AEs, SDRs Paying the Price for SaaS Sales Declines

I came across this really interesting blog post discussing the state of B2B SaaS sales. On this blog, we’ve examined a number of scenarios where B2B SaaS companies are contemplating reductions in force to reduce their cash burn to survive this very tough business cycle.

Some of the data in the post come via a joint research initiative from The Bridge Group and Rev Ops Squared. That report is based on a survey in April of 161 SaaS sales professionals to understand COVID-19’s impact on B2B SaaS sales.

Missing Goals Left and Right

Just under 30% of respondents indicated that they would hit their FY20 sales objective. About 64% indicated they could hit their Q4 goals. A lot is riding on hitting ambitious Q4 2020 sales objectives. As the report points out, if Q4 numbers are missed there’s likely to be further RIFs in early Q1 2021. 

I sense as eagerness among the business professionals I speak to for things to start ramping up quickly. One Atlanta resident I spoke with said that traffic levels around the city returned to pre-COVID-19 levels this week. Traffic will certainly be one key barometer of just how quickly things are rebounding. 

In terms of overall confidence, those respondents who sell a sub-$1,000 annual contract value (ACV) product were the most concerned with achieving their quarterly sales objectives. This makes sense since their customers are primarily local and small businesses. At the other end of the spectrum, those selling between $100,000 and $250,000 ACV were the most optimistic. 

At the time of the survey, only 27% had actually reduced the number of AEs, though 40% were concerned that AE headcount would be reduced in the future. As a footnote, high flying B2B IoT player Samsara just announced a RIF of 18% while raising $400 million. Our guess is that many AE reduction plans are just now just working their way up to the board level for approval. 

Expectations, Not Quotas, Drop

Particularly interesting is that 67.5% of companies surveyed have not reduced sales quota even though 70% of SaaS companies forecast missing the original FY20 New ARR Plan. This smacks of talking out of both sides of the mouth. Most companies say they do not expect to meet their FY20 goals, but only 33% have lowered their AE quotas. Our guess is that those companies that don’t align these things may see an erosion of trust among their AEs. This will exact a cost once the job market picks up again. 

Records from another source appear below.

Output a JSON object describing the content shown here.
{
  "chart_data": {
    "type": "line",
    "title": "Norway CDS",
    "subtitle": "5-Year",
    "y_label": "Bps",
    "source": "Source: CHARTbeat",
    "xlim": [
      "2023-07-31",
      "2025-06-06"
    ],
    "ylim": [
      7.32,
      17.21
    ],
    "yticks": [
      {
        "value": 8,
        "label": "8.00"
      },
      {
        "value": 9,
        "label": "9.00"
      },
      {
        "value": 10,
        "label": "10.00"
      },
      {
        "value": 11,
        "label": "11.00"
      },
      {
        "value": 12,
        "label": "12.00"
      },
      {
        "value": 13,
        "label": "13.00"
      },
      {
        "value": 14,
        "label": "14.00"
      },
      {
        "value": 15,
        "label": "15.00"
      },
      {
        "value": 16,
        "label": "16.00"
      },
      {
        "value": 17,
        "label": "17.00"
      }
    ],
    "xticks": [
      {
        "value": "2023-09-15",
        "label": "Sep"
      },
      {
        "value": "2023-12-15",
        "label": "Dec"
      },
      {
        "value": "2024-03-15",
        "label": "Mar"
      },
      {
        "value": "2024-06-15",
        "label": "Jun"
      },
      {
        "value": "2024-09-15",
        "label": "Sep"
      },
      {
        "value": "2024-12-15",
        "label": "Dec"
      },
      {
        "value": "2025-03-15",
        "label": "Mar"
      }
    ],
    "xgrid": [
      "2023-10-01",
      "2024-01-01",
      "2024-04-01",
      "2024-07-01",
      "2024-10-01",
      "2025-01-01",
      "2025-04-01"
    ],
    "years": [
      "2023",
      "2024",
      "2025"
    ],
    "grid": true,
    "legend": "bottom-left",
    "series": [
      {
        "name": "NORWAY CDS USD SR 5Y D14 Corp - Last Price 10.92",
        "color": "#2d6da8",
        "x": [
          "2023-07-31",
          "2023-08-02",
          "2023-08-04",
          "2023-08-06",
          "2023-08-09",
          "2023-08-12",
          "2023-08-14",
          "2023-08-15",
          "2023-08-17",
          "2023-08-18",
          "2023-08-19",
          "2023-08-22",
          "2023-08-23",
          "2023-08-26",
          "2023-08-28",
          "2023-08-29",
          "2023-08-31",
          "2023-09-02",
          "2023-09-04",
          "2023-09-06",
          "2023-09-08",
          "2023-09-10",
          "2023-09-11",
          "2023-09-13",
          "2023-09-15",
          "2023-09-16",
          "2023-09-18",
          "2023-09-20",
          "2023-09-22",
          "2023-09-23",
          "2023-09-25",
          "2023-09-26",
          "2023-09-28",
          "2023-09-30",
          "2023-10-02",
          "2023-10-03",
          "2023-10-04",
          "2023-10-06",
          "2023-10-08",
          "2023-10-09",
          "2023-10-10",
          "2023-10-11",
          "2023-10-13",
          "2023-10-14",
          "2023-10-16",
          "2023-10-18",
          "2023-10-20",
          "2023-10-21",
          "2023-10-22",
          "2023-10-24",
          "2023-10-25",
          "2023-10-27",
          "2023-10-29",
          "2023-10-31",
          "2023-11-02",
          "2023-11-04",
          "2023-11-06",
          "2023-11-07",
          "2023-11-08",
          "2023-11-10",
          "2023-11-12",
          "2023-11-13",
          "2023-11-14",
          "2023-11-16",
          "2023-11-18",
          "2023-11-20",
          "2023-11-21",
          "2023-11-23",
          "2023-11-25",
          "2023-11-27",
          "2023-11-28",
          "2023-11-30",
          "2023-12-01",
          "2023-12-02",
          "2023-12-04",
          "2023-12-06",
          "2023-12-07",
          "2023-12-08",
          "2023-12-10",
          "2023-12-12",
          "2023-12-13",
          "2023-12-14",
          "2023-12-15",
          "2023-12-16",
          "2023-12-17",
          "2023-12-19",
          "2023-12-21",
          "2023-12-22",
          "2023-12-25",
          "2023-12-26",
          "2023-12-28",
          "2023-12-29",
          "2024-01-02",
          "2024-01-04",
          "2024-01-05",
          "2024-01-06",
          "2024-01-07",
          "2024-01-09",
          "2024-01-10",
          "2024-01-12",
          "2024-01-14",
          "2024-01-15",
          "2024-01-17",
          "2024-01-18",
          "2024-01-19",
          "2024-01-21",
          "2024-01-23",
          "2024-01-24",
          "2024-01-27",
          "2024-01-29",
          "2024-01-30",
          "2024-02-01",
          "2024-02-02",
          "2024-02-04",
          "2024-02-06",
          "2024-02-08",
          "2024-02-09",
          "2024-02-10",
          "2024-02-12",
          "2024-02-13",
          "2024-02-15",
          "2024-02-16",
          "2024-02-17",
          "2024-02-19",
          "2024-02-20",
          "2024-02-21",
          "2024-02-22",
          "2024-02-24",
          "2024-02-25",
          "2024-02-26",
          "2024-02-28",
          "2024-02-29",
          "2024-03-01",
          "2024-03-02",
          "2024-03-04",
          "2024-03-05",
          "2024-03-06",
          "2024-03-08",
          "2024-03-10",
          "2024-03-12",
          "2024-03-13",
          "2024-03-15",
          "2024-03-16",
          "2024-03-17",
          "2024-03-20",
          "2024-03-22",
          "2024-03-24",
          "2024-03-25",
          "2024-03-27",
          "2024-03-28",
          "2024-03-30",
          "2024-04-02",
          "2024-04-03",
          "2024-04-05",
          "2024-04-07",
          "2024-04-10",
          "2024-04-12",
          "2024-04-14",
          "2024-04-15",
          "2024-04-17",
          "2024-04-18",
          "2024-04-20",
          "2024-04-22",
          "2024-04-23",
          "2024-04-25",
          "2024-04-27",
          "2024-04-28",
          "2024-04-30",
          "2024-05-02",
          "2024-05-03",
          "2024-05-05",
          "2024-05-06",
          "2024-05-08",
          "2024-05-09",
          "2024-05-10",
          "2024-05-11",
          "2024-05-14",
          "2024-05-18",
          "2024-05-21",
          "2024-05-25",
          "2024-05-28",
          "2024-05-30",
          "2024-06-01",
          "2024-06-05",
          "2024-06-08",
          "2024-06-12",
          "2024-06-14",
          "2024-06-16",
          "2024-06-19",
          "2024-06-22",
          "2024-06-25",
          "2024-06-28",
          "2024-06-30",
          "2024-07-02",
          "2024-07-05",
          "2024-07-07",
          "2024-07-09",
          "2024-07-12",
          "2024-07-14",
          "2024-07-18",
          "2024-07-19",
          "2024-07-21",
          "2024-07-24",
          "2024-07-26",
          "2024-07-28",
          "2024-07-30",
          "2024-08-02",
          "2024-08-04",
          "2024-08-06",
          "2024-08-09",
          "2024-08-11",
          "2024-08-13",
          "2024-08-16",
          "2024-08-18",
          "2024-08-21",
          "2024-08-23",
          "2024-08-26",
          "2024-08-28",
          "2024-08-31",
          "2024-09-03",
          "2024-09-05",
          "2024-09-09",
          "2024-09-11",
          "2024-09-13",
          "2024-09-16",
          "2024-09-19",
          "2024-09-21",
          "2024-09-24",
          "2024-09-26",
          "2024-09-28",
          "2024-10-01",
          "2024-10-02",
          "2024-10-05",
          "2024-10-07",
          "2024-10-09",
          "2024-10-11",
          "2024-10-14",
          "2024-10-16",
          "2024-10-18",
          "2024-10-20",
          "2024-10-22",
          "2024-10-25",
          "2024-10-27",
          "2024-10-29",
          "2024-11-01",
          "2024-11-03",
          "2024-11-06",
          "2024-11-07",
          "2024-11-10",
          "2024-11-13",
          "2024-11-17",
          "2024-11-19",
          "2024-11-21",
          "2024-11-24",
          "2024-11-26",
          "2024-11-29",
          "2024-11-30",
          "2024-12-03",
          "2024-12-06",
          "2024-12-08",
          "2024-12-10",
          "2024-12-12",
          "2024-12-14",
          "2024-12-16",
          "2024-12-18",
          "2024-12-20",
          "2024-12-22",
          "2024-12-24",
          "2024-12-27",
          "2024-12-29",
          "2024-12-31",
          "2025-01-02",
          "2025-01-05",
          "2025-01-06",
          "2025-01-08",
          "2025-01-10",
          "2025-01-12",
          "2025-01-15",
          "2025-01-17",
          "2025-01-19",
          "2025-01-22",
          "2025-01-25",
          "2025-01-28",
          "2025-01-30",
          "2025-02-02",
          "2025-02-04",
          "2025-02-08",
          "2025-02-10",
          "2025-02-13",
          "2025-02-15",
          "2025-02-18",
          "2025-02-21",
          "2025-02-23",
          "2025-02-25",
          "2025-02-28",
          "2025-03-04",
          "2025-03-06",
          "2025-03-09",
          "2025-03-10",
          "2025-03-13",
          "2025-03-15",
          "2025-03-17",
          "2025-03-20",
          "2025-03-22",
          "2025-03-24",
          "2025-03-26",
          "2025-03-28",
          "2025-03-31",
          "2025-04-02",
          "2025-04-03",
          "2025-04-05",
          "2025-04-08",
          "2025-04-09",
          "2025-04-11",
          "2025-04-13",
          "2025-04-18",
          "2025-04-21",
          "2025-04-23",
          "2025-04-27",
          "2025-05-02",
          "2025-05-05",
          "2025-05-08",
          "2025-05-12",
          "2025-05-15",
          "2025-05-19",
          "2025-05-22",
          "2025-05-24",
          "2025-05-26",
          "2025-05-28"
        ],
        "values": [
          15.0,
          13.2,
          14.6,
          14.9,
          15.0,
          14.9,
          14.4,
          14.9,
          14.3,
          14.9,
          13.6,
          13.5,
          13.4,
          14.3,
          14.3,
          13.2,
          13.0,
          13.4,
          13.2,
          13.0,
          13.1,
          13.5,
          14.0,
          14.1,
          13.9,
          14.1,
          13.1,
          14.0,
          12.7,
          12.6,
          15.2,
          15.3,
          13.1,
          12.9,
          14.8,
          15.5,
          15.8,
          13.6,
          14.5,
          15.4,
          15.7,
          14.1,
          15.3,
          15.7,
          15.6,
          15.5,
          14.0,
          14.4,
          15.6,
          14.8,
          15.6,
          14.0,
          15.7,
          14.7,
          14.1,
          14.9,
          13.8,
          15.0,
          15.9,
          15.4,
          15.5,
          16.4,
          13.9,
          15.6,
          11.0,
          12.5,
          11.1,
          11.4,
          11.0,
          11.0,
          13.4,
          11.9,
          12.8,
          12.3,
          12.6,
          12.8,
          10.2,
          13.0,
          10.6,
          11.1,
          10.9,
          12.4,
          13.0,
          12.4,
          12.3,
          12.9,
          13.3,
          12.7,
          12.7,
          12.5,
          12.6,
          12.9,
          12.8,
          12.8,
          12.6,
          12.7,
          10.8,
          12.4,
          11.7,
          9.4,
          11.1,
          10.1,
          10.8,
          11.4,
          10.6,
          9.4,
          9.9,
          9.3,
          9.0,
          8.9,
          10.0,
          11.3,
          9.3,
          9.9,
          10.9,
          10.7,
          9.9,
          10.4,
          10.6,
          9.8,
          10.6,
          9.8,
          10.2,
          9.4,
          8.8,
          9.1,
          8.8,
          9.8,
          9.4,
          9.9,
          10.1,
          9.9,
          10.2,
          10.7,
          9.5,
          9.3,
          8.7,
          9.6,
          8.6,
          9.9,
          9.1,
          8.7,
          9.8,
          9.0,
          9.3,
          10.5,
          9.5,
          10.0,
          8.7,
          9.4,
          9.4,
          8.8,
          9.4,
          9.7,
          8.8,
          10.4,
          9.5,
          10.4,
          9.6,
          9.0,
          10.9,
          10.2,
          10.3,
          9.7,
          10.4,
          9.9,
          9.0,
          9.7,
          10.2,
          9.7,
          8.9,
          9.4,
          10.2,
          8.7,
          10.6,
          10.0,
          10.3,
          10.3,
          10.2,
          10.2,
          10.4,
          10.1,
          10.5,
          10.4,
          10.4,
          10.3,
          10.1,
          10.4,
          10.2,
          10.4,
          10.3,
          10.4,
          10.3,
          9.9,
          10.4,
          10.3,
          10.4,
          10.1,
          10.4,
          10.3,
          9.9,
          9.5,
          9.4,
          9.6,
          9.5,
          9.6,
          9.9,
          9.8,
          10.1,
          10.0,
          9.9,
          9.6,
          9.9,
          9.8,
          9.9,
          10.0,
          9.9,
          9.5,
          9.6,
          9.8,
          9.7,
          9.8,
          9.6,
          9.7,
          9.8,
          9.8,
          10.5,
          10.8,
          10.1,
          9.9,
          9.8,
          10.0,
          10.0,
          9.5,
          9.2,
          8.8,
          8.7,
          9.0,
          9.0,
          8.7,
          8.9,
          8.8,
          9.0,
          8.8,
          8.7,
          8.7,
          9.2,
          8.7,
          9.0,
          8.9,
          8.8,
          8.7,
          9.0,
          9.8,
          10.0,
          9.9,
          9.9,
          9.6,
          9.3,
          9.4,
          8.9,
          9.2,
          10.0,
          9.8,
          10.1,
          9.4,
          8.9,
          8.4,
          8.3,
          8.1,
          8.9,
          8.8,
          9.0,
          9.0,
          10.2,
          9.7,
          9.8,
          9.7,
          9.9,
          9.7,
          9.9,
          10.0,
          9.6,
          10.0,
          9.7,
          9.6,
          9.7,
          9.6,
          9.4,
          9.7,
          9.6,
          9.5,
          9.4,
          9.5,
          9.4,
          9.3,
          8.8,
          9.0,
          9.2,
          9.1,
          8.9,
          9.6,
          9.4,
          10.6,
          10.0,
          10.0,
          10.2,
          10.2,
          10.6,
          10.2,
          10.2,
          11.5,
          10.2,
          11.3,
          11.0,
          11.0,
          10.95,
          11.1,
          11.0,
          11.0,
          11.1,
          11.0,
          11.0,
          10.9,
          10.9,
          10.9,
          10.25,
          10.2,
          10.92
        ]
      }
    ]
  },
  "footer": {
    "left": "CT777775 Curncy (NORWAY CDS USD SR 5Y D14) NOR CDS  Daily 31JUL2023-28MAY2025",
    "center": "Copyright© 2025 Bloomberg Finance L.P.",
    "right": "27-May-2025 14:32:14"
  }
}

The blog post’s author, Matt Bertuzzi, indicates that there have been layoffs in 58% of the companies that sell SasS into what he describes as Massively Affected Industries (MAI). These include advertising, hospitality, HR & recruiting, live events, medical practices, real estate, travel, and so on.

The good news is that according to this research the pace of layoffs is slowing as seen in the chart below. 

Source: The Bridge Group

Even more encouraging is another chart he’s provided of new hiring posts for AE and SDR positions in Austin, Boston, Chicago, NYC, and San Francisco. These are certainly among the key hubs of B2B SaaS companies.

Source: The Bridge Group

 

There’s another silver lining in the data. At least there is for companies that are hiring. The supply of experienced and available SDR and AE will well exceed the near term demand. That means that companies can be both more choosy about whom they hire and less generous in overall compensation plans (that is a double ouch if you are one of among the job seekers). 

Our Takeaways

There will be more reduction in force as we roll through this period of uncertainty. Yet as the recovery gains momentum, many companies with solid business models and great products will begin rebuilding their sales ranks. And they’ll be doing so while getting considerably more value from those sales professionals. This will have the compounding effect of lowering CAC (customer acquisition costs). And we believe this will positively impact retention rates and help smart B2B SaaS companies deliver much better operating results in Q4 2020 and into FY 2021.